China Says Dolce & Gabbana's Social Media Posts Are Racist – Do You?
Looks like somebody has some egg on their face. Maybe a pair of chopsticks would help? Dolce & Gabbana were forced to ‘postpone’ a long-planned fashion show in Shanghai Wednesday after an outcry over racially offensive posts on its social media accounts, a setback for the company in the world’s most important luxury market.
The Italian fashion house quickly issued a statement apologising and saying the accounts as well as that of its namesake designer Stefano Gabbana had been hacked, but it did little to calm a brewing social media uproar in China.

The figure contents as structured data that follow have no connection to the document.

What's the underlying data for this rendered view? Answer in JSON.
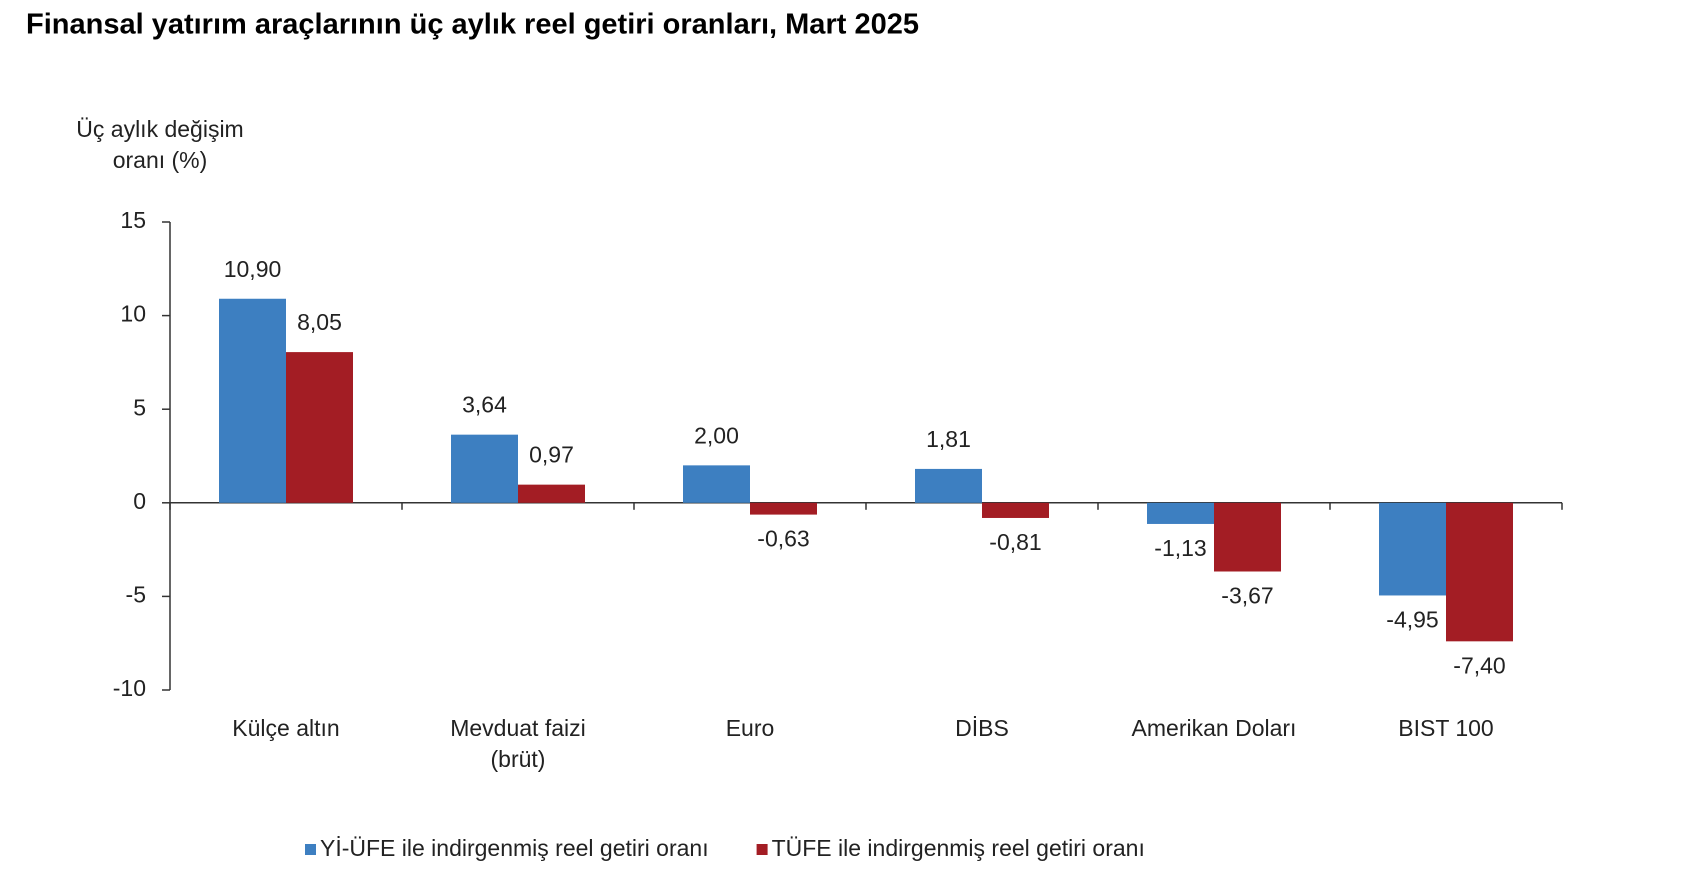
{
  "chart_data": {
    "type": "bar",
    "title": "Finansal yatırım araçlarının üç aylık reel getiri oranları, Mart 2025",
    "y_label": "Üç aylık değişim\noranı (%)",
    "categories": [
      "Külçe altın",
      "Mevduat faizi\n(brüt)",
      "Euro",
      "DİBS",
      "Amerikan Doları",
      "BIST 100"
    ],
    "series": [
      {
        "name": "Yİ-ÜFE ile indirgenmiş reel getiri oranı",
        "color": "#3d7fc1",
        "values": [
          10.9,
          3.64,
          2.0,
          1.81,
          -1.13,
          -4.95
        ],
        "value_labels": [
          "10,90",
          "3,64",
          "2,00",
          "1,81",
          "-1,13",
          "-4,95"
        ]
      },
      {
        "name": "TÜFE ile indirgenmiş reel getiri oranı",
        "color": "#a31d24",
        "values": [
          8.05,
          0.97,
          -0.63,
          -0.81,
          -3.67,
          -7.4
        ],
        "value_labels": [
          "8,05",
          "0,97",
          "-0,63",
          "-0,81",
          "-3,67",
          "-7,40"
        ]
      }
    ],
    "ylim": [
      -10,
      15
    ],
    "yticks": [
      -10,
      -5,
      0,
      5,
      10,
      15
    ],
    "legend": "bottom"
  }
}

Some of China’s biggest celebrities had been billed to attend the “Great Show” event, but on Wednesday one after another announced their withdrawal. “Our mother country is more important than anything, we appreciate the vigour and beauty of our cultural heritage,” said the management of Wang Junkai, a hugely popular singer in boyband TFBoys, as they announced his withdrawal. Wang, who was also an ambassador for the brand, also announced that he would no longer be working with the brand, as did Chinese-Uyghur celebrity, Dilireba. Li Bingbing, who was also slated to attend made her sentiments clear by telling her 42 million fans on Weibo that “I love my mother country.”

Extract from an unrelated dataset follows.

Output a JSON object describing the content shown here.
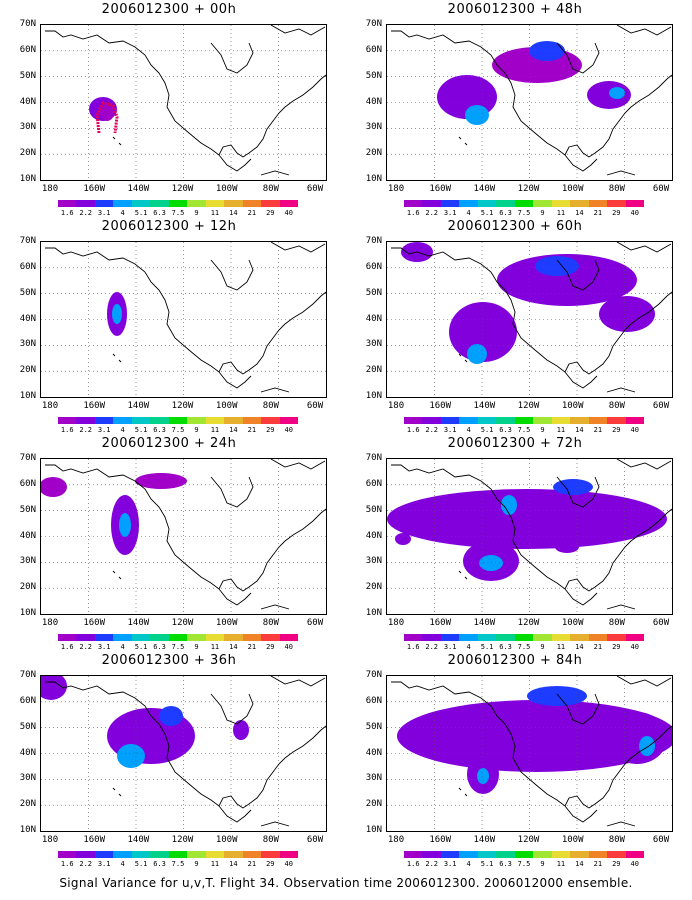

The controversy arose after Dolce & Gabbana posted short clips on Instagram earlier this week showing a woman eating pizza and spaghetti with chopsticks that some deemed culturally insensitive.
It erupted into a firestorm after screenshots circulated of an Instagram user’s chat with the famously volatile Stefano Gabbana in which he used five smiling poop emojis to talk about China and launched insults at the country and its people.

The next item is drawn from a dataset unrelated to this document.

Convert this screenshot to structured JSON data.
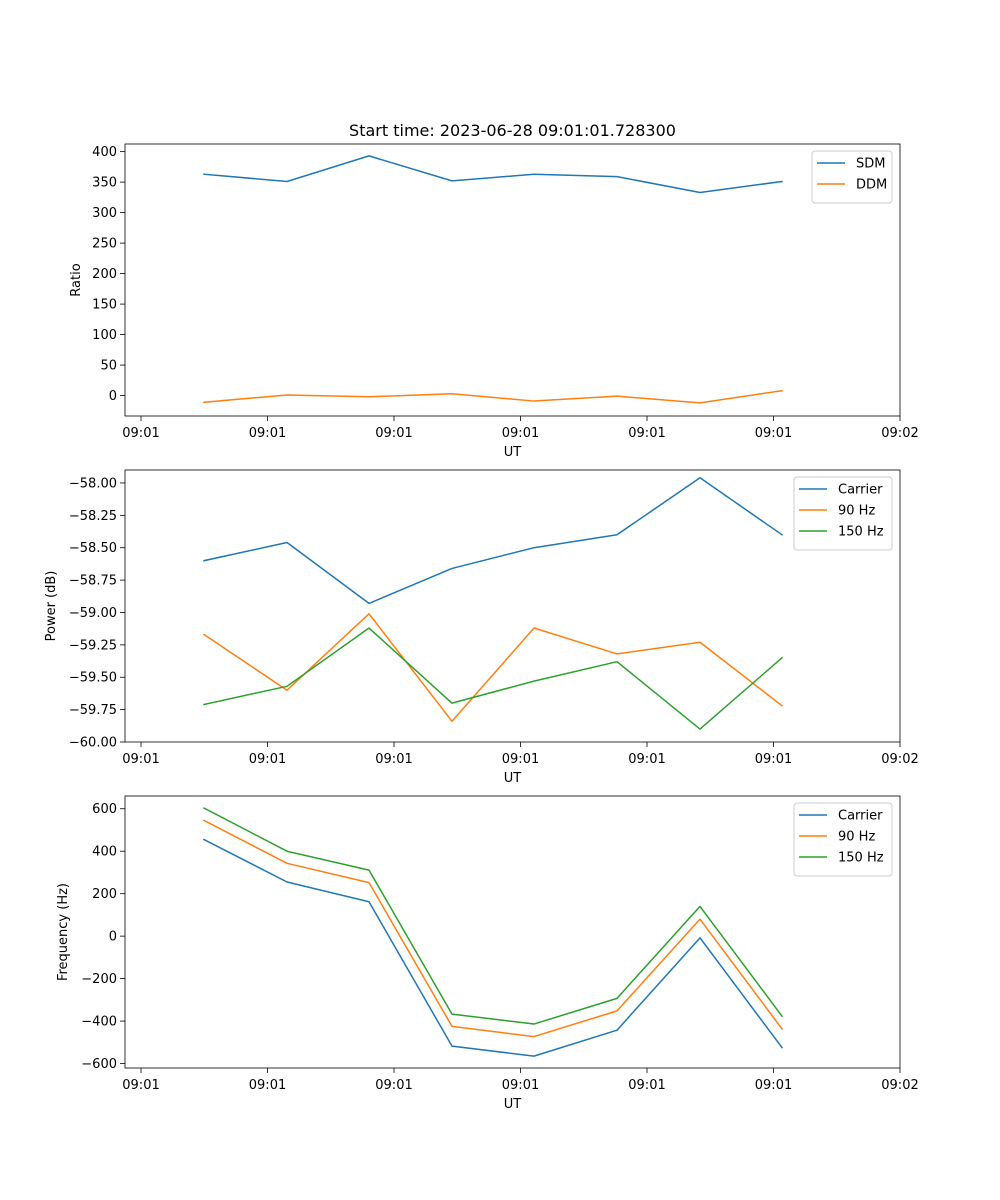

Even China’s Communist Youth League jumped into the fray. “Foreign companies operating in China should respect China and respect Chinese people,” the youth league tweeted to Dolce & Gabbana on Weibo.
The Changan Sword, the WeChat account of the Central Politics and Law Commission of the Communist Party’s Central Committee also felt the urge to say something, initially saying that Dolce & Gabbana’s videos provoked China but later adjusting their stance slightly by posting the words of Hu Xijin, the Editor-in-Chief of the party-owned Global Times: “Patriotism is the most valuable social resource. I don’t think boycotting a fashion show by Dolce and Gabbana deserves that resource.” In other words, you ain’t even worth it, Dolce & Gabbana.
Actor Talu Wang also tweeted on Weibo: “Respect is more important than anything.” French-Chinese model Estelle Chen posted her scathing response to the incident, saying “You don’t love China, you love money.”
As the backlash escalated, Dolce & Gabbana took to Instagram and Weibo saying its account and that of designer Stefano Gabbana had been hacked and that its legal office was “urgently investigating” the matter.
“We are very sorry for any distress caused by these unauthorised posts. We have nothing but respect for China and the people of China,” the company said on Instagram.
Dolce & Gabbana said separately on its verified Weibo account that the show “has been rescheduled”, though it did not specify the reason nor did it give a new date for the event. “We apologise for the inconvenience,” it said.
We have to wonder what Dolce & Gabbana were trying to achieve with these videos. At best, they are satirical, at worst they are, well – don’t the results speak for themselves? Has their ‘boundary-pushing’ been worth the furore that has been generated?
Given the size of this bungle, whether or not the show will get back on the road remains to be seen, however, there is no doubt that Dolce & Gabbana will be feeling the effects of this gaffe in more ways than one.